Per the official synopsis, “The film chronicles the enthralling, against-all-odds story that transfixed the world in 2018: the daring rescue of 12 boys and their coach from deep inside a flooded cave in northern Thailand. Academy Award-winning directors and producers E. Chai Vasarhelyi and Jimmy Chin keep viewers on the edge of their seats as they use a wealth of never-before-seen material and exclusive interviews to piece together the high-stakes mission, highlight the efforts of the Royal Thai Navy SEALs and U.S. Special Forces, and detail the expert cave divers’ audacious venture to save the boys.”

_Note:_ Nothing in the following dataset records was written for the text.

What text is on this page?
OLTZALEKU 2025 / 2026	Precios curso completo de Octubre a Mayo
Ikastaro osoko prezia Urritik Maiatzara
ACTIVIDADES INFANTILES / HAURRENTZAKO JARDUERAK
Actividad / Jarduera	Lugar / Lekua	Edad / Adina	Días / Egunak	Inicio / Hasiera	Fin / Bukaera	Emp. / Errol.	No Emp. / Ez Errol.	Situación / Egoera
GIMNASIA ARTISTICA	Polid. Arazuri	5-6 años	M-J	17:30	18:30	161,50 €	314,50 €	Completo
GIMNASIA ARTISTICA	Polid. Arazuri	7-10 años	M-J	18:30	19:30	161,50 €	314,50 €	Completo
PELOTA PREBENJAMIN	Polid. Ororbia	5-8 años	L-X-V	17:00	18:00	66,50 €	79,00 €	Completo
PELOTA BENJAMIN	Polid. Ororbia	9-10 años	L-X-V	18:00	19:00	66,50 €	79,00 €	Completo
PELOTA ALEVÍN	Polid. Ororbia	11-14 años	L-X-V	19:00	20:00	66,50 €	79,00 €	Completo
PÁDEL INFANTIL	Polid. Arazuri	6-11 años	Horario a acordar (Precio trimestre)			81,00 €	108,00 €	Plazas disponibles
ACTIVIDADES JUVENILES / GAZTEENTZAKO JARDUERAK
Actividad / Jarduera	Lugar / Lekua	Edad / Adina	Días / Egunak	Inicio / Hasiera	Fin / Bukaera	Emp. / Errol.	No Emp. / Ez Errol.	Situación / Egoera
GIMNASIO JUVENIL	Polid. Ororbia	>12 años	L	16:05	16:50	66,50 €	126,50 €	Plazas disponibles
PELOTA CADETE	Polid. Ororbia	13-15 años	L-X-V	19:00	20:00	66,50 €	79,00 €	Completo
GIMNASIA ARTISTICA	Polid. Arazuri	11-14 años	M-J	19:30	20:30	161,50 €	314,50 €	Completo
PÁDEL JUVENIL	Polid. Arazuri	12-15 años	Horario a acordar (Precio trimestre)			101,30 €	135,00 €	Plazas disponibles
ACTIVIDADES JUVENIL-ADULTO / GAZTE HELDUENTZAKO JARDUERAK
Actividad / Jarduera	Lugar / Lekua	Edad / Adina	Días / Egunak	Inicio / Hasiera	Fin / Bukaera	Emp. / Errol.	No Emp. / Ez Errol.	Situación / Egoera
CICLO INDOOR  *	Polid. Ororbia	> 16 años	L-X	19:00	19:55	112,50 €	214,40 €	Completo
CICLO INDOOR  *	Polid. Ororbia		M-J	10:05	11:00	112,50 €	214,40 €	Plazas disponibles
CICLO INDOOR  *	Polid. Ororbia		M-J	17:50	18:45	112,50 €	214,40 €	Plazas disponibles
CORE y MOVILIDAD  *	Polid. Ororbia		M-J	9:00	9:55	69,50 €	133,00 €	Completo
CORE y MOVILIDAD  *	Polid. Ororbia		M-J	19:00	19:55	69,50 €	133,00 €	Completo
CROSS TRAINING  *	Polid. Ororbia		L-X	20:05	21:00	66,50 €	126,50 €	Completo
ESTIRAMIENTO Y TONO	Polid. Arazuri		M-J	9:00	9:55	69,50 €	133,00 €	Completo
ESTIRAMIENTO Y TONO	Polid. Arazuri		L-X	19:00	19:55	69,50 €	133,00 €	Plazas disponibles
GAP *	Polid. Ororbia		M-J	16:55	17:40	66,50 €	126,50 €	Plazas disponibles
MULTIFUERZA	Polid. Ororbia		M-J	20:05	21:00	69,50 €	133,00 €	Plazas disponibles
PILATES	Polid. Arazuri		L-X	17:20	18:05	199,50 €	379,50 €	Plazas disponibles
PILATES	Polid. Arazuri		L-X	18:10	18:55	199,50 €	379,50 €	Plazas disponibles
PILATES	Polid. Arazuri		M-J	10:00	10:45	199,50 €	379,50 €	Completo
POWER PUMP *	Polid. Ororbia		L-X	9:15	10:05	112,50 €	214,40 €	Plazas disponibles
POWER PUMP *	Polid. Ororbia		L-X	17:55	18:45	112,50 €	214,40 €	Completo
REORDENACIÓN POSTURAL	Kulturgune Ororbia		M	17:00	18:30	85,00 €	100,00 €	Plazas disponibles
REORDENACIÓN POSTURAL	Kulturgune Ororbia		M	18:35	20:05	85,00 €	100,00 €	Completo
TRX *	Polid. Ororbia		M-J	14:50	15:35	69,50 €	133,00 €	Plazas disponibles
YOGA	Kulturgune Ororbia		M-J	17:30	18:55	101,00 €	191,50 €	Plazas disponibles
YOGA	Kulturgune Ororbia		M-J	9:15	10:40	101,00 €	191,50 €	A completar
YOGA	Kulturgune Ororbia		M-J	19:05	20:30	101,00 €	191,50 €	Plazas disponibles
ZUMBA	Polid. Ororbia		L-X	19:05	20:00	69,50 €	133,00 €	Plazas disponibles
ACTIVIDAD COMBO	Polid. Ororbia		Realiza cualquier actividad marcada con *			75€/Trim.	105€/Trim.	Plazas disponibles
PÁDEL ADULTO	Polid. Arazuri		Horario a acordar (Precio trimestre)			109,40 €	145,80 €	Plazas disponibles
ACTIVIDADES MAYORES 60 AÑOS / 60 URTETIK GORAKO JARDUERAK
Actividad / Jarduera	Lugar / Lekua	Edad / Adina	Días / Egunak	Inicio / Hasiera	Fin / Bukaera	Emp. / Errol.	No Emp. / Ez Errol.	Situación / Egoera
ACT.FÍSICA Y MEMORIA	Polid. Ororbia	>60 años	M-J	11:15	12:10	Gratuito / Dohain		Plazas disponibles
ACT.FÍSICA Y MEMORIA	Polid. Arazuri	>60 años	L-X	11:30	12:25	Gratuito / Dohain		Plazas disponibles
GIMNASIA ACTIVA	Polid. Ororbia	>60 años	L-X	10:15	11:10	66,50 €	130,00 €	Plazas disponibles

The film features interviews with critical rescue and support teams, including British cave divers Richard Stanton and John Volanthen; Colonel Bhak Loharjun, the chief medical officer of the Royal Thai Army; Thanet Natisri, a groundwater expert based in Thailand during the rescue; and other additional cavers and divers. IndieWire spoke to the filmmaking team ahead of Telluride about how they had to think outside the box to get the movie made, and found themselves in a messy battle over the rights. “This film was always about working around what we didn’t have,” Vasarhelyi said. “There are very few non-fiction accounts that do well by Asian protagonists,” Vasarhelyi said. “There are really very few that are positive. A lot of them are about positive strength in an Asian environment. This was one of those stories.” From IndieWire’s review of the film: “The documentary’s ample suspense is never so overwhelming that it obscures this story’s poignant sentiment, nor is the selfless heroism on display so overwrought that it washes away the bittersweet aftertaste ‘The Rescue’ leaves behind. Yes, Vasarhelyi and Chin have cobbled together a true life men-on-a-mission movie intense enough that even Michael Bay and Peter Berg should be able to recognize that no mega-budget dramatization could match up to it. But ‘The Rescue’ ultimately isn’t as fraught a story of people coming together to save 13 strangers from certain death as it is one about why people can’t be moved to save 130 million strangers from a similar fate. It’s a portrait of incredible generosity that leaves behind a visceral understanding of where that generosity ends.”